図1 ベンゼン環の炭素-炭素結合切断により生成する炭化水素類

ベンゼン環は非常に安定で、その炭素-炭素結合を切断するためには、ゼオライトなどの固体酸触媒を用いて500°C程度に加熱する必要がある。

多金属チタンヒドリド化合物による窒素、ベンゼンの活性化の図

図2 多金属チタンヒドリド化合物による窒素、ベンゼンの活性化

左:研究チームが2013年に成功した、多金属チタンヒドリド化合物による窒素の活性化。
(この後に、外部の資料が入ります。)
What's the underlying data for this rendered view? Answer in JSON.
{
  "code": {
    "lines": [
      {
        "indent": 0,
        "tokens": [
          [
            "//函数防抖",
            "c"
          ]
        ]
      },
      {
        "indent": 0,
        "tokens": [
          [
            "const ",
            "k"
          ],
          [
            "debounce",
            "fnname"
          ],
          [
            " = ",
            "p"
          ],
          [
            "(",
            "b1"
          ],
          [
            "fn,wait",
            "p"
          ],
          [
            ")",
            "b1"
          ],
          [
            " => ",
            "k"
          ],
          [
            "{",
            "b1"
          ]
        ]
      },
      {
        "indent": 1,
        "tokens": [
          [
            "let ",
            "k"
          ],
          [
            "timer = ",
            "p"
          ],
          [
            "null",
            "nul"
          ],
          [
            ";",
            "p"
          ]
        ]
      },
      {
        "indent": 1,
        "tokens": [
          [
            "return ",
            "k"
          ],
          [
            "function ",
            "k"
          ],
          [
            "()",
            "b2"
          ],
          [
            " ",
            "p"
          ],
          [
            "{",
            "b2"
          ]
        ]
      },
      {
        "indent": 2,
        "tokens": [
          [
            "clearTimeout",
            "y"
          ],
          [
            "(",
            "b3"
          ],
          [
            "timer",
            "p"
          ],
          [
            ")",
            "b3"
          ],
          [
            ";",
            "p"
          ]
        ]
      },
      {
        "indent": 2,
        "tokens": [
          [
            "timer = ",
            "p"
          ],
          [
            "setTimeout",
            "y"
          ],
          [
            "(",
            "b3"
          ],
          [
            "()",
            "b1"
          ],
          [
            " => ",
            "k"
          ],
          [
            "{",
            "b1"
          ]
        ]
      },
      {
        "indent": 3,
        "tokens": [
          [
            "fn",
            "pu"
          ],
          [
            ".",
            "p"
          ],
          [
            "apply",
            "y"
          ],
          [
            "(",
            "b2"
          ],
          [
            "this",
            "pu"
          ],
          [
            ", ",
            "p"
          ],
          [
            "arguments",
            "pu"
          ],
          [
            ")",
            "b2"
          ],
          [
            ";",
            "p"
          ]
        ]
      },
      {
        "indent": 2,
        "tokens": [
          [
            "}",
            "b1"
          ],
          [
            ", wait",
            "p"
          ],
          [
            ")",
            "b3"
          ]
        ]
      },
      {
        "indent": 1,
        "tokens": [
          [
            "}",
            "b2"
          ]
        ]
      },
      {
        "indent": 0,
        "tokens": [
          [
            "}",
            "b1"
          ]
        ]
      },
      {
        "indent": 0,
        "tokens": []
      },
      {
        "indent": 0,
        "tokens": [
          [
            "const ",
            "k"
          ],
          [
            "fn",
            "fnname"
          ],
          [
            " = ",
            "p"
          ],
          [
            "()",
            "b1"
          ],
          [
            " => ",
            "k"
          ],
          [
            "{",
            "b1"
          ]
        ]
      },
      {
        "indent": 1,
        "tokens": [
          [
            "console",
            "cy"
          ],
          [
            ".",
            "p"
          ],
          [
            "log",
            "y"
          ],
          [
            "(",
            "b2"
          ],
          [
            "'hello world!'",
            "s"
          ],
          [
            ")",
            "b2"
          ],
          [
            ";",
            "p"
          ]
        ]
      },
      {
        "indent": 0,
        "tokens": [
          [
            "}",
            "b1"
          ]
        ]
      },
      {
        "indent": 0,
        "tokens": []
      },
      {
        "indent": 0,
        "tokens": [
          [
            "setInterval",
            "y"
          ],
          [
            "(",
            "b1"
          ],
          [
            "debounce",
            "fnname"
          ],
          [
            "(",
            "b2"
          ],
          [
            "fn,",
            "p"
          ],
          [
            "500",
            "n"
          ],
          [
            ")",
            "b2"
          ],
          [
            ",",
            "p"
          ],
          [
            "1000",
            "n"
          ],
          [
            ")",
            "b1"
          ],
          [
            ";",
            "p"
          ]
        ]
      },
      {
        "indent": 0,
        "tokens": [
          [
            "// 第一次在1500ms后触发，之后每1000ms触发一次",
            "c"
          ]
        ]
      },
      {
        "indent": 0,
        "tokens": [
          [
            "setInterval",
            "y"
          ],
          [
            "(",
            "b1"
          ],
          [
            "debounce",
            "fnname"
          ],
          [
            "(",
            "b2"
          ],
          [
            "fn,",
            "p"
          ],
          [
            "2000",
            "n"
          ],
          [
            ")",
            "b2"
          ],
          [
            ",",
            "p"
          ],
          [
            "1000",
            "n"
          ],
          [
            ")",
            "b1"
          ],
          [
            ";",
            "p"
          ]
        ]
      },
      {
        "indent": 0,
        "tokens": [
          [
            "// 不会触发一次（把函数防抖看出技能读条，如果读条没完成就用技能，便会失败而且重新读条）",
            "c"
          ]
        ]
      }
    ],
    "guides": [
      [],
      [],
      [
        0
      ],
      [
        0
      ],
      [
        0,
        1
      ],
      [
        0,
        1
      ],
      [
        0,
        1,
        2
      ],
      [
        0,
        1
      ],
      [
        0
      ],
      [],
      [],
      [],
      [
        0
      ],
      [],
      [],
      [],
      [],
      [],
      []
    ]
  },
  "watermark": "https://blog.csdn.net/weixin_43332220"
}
窒素分子(N2)が室温・1気圧で反応し、窒素-窒素結合の切断、窒素-水素結合の生成が起こる。

右:研究チームが今回成功した、多金属チタンヒドリド化合物によるベンゼンの活性化。
ベンゼンが室温で反応し、炭素-炭素結合の切断・骨格変換を経て炭素-炭素結合の生成、および炭素-水素結合の生成が起こる。

チタンヒドリド化合物によるベンゼンの炭素-炭素結合切断反応のプロセスの図

図3 チタンヒドリド化合物によるベンゼンの炭素-炭素結合切断反応のプロセス

チタンヒドリド化合物とベンゼンとの反応を細かく追跡するために、10°Cの時の反応を調べた。まず、ベンゼンがチタンヒドリド化合物上の3つのチタン金属に結合するとともに2つのヒドリド原子(H)が水素分子(H2)として脱離する。同時に、ベンゼン環の炭素1つに1つのヒドリド原子が転移した化合物3が生成する。
次に、室温に昇温して反応を追跡すると、化合物3上の炭素-炭素結合の切断が起き、六員環から五員環へと骨格変換した化合物2が生成する。
さらに、得られた化合物2を100°C程度に加熱すると、再び五員環の炭素-炭素結合の切断反応が起きて化合物4が生成する。